Taitz entered at 9:56 and went straight to the front to introduce herself. John Campbell of the Atty Genl’s office asked her if she was admitted in Kansas; she said something about trying to get herself in, and she would be a witness [sorry, I didn’t catch everything here]. Campbell said, No, no, no, there are rules. They briefly discussed, and she went over to introduce herself to Kobach before taking a seat front and center.
Kobach called meeting to order at 9:59, introducing Mark Dugan as stand-in for the Lt Governor and Campbell as stand-in for the Atty Genl. He briefly recounted Thursdays meeting and what the motion there had been. After that meeting, staff contacted Hawaii, Arizona, and the federal court in Mississippi as requested, and all three responded.
Dugan then moved that the responsive documents be admitted into evidence, the objection was overruled, and the meeting adjourned. Kobach seemed taken aback, and wanted to read something into record first. Brief discussion of whether they needed separate motions for each point. Taitz requested to speak. She was ignored, and Kobach read from paragraph 3 of Hawaii’s response: the information on the COLB posted at whitehouse.gov matched the records on file in Honolulu. Taitz requested to speak. She was ignored, and Kobach recounted that Montgomery had notified their office at 1:02 pm Friday that he was withdrawing his objection effective immediately. Therefore, at this point the board was without jurisdiction. Dugan asked if they needed to formally accept his withdrawal; Kobach said no, theyd never done that before. Taitz requested to speak. She was allowed, but just as she started Dugan interrupted to ask if this was in order, and Campbell called point of order. Kobach did allow her to speak: this was matter of national security, forged documents, shed submitted additional evidence already, Montgomery had withdrawn under duress so that made it invalid. Kobach said the board had no authority to allow others to continue a withdrawn objection.

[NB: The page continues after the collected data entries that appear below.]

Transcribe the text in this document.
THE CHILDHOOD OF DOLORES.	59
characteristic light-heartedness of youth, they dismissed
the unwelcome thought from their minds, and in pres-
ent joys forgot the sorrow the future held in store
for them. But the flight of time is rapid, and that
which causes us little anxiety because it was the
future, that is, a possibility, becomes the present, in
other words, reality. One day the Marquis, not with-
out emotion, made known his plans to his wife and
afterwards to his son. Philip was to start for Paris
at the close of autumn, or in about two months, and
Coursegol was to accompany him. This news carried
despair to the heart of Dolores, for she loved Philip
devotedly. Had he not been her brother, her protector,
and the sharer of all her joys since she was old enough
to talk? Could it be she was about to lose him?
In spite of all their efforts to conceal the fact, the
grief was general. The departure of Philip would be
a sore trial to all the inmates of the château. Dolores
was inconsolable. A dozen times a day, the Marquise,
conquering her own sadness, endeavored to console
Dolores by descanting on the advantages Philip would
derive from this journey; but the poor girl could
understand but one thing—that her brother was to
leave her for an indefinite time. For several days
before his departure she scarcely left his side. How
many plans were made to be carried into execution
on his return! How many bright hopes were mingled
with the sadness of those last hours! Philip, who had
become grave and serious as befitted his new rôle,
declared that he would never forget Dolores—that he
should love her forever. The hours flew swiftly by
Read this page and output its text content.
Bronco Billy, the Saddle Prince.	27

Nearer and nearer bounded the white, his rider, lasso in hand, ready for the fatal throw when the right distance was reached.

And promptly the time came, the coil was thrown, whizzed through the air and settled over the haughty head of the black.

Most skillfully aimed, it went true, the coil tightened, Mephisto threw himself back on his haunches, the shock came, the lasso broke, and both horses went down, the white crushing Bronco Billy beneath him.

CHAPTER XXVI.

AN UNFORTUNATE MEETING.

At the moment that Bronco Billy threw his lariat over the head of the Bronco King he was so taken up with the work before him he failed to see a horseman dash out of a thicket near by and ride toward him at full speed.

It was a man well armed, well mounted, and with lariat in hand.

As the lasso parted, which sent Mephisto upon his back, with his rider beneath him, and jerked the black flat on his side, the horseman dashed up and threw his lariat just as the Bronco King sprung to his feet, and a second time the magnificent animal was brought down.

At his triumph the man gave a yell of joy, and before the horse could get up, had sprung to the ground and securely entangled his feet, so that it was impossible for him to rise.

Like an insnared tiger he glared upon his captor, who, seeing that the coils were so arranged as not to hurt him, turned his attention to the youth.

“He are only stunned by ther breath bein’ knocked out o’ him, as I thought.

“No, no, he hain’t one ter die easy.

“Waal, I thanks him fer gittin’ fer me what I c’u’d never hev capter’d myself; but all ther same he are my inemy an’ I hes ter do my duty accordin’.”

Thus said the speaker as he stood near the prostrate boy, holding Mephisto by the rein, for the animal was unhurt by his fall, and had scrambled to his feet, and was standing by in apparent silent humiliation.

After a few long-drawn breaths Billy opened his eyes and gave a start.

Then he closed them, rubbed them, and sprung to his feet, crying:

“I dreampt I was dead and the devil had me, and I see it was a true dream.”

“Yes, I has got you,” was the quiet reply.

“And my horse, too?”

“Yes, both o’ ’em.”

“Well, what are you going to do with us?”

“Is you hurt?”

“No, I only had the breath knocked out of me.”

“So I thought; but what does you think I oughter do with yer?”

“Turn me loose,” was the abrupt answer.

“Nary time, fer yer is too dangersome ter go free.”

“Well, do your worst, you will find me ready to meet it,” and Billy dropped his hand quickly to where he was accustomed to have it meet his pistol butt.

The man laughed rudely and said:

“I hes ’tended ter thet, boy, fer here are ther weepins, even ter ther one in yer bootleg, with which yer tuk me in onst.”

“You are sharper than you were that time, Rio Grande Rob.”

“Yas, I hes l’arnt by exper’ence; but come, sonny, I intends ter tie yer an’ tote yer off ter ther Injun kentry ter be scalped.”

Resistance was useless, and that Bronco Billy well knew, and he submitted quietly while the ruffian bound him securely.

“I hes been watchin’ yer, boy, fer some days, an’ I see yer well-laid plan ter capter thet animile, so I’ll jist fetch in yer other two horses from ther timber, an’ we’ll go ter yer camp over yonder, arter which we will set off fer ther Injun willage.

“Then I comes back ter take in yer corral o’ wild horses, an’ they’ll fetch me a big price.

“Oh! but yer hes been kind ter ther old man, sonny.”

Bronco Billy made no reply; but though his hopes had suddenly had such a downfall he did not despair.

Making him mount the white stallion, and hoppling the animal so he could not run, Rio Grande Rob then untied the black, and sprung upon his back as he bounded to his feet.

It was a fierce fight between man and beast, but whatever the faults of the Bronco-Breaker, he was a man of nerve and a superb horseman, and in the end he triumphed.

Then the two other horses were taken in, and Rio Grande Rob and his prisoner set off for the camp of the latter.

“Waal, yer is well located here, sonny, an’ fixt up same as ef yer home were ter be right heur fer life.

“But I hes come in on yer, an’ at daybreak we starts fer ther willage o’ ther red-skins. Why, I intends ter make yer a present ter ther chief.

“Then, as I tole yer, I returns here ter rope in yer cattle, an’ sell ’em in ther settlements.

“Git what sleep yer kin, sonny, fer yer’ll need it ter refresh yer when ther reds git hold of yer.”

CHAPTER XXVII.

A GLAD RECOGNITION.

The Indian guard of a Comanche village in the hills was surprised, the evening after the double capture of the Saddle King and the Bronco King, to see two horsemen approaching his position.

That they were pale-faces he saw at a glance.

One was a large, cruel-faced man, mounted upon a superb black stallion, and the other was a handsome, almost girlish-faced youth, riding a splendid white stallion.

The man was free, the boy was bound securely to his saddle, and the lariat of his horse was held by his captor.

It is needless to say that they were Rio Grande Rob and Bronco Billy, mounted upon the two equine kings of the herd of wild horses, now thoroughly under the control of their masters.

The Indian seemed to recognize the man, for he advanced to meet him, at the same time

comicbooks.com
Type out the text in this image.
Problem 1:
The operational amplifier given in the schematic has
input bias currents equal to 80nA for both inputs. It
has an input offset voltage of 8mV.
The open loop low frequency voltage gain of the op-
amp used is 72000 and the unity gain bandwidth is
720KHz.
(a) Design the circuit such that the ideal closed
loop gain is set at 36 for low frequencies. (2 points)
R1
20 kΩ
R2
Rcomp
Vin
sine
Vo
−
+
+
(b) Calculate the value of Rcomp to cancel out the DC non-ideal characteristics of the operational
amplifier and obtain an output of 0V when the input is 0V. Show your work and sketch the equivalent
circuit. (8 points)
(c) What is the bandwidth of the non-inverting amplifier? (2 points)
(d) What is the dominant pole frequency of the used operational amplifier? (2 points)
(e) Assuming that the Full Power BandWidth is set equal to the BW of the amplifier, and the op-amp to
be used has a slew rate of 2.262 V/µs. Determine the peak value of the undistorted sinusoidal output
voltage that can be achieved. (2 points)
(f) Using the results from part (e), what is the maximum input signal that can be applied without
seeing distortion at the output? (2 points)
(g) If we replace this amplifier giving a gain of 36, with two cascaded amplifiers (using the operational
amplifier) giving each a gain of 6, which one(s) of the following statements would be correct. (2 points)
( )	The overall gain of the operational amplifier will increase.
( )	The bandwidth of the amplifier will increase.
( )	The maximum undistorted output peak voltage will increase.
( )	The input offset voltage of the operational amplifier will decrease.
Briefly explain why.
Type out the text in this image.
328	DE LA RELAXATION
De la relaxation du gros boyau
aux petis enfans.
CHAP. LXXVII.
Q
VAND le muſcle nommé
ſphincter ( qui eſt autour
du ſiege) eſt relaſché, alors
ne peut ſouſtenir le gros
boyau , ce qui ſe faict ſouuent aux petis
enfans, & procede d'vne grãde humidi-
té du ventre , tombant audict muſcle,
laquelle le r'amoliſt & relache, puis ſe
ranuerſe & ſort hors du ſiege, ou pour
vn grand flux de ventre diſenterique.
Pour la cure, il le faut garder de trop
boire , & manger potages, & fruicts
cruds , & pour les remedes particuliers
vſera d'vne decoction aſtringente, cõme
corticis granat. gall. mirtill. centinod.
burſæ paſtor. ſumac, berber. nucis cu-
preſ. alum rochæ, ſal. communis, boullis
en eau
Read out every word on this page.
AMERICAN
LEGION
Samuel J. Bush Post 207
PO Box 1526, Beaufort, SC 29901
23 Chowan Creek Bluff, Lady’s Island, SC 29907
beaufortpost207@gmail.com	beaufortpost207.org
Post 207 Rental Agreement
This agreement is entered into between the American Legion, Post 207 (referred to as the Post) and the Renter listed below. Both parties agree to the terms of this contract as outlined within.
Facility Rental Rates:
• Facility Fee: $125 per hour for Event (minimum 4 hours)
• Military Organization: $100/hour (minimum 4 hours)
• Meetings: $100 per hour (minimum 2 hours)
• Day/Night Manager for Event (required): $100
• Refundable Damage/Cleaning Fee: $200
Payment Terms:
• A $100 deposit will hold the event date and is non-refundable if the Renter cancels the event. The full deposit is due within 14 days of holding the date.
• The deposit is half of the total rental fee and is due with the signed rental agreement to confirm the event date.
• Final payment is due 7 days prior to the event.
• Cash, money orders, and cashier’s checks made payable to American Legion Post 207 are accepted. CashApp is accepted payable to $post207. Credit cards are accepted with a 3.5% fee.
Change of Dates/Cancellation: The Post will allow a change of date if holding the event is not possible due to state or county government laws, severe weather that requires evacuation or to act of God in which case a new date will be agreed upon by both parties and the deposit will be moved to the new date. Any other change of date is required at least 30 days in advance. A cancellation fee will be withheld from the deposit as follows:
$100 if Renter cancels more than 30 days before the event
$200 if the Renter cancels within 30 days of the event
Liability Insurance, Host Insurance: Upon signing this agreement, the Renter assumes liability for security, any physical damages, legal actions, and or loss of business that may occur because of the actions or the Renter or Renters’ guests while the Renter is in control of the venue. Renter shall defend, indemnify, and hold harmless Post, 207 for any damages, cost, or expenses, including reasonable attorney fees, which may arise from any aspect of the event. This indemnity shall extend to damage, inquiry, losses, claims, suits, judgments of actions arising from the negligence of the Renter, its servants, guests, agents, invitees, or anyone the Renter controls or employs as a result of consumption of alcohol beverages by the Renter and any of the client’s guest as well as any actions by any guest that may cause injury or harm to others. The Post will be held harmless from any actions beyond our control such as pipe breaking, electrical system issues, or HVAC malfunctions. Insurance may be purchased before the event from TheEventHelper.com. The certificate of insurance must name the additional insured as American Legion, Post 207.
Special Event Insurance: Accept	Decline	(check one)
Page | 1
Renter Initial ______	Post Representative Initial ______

There were multiple rounds of the two of them talking over top of each other: Taitz said the board had 10 days to consider qualifications, Obama using stolen SSN, Connecticut, forged selective service. Kobach repeated the board didnt have jurisdiction, there were 3 days, not ten, and those days were up on 9/11. If Orly had wanted to, she could have filed her own objection, even as out-of-state resident, but she didnt do so. She demanded he read the statute 25-208; a staffer eventually read it, noting that Obamas filing was not a petition or declaration, and this wasnt a state office, so the statute didnt apply. Kobach repeated she could have filed, and if she had the board would have listened, but she didnt. Her objection was not timely now. Taitz repeated about withdrawal under duress; Kobach said nobody had provided the board evidence of duress; Taitz was free to pursue this in court. The board had been very gracious in allowing her to speak, but they had no jurisdiction and no statutory authority to accept a new objection. On 2nd by Campbell, the motion to enter the Hawaiian documents and adjourn the meeting carried, and it was over at 10:10.”
Here is the transcript.
SoS Kobach didn’t buy the two citizen parent theory. SoS Kobach told Montgomery that he had misread the Minor decision and that there are only two types of citizens born and naturalized (no 14th amendment citizen). Kobach is a Constitutional Law Professor and an expert in immigration law (he drafted both the Arizona and Alabama immigration laws). He wanted to contact Hawaii to get Kansas their very own verification. Which he did get.
IMO, Montgomery bailed because he knew he was going to lose and he didn’t want an adverse ruling on the record. Especially from someone with Kris Kobach’s credentials.
... Kobach recounted that Montgomery had notified their office at 1:02 pm Friday that he was withdrawing his objection effective immediately. Therefore, at this point the board was without jurisdiction.